Looking at Cuba’s trade we see there is no high-tech market or resulting significant import from technology leaders like Japan. The country does not show a demand for luxury products like iPhones or gaming consoles. Instead, Cuba is focused on trading for the essentials and its trading partners profit from high quality raw materials and agricultural products. Cuba smartly began to innovate and differentiate significantly in the 1960s because of the loss of the US as a major partner when the embargo came into force.
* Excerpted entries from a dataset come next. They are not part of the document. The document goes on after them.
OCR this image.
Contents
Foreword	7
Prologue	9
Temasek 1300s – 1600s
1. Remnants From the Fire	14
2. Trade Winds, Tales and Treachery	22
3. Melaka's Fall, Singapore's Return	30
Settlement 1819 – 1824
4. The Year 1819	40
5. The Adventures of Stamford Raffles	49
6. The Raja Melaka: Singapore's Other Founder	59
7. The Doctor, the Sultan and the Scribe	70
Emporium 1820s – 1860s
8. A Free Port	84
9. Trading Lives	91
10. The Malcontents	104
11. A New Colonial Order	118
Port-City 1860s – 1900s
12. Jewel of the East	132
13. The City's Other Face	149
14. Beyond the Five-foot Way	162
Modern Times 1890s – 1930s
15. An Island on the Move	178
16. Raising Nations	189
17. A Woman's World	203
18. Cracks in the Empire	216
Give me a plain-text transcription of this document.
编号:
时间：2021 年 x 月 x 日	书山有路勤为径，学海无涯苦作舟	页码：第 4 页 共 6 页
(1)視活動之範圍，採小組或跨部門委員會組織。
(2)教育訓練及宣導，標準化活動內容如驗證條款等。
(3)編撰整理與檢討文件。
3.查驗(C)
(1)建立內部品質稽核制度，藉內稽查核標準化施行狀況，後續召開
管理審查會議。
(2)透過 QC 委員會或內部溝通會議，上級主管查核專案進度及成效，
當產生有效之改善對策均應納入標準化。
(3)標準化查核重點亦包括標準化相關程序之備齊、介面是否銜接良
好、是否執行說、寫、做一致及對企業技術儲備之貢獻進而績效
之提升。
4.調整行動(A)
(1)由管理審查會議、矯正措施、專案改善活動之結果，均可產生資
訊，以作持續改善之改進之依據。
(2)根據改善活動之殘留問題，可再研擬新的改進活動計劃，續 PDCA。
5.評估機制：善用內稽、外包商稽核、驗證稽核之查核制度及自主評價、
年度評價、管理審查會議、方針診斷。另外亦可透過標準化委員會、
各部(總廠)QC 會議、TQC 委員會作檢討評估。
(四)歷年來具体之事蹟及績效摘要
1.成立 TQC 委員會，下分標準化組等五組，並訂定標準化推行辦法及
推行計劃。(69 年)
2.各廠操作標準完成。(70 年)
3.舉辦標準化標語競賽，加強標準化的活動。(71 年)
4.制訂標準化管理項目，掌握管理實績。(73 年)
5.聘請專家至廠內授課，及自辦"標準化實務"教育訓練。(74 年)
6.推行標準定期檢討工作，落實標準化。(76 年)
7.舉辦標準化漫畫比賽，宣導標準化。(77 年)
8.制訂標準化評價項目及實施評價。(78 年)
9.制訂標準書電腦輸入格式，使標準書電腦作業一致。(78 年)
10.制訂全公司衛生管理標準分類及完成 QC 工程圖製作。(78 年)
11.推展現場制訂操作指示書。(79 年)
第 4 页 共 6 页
Cuba also has a highly educated population and has made strong advances in medical and diagnostics. With the inability to cater to demand in the US market Cuba tightened its relationships with many Latin American countries. Today Latin America imports medical supplies and services at a competitive price from Cuba; products and services that compete successfully in quality and technology with other global suppliers.
From Austerity to Affordable Luxury?
The most interesting map will come in the near future, as the United States opens up its doors to import products and services sourced from Cuba as well as exports more freely into Cuba. The last two tabs in the story map show economic data for the last year. What do you think will be in Cuba’s future? Will traditional partners from colonial times such as Spain be challenged by the close proximity of the American market? Only time—and most likely a map—will tell.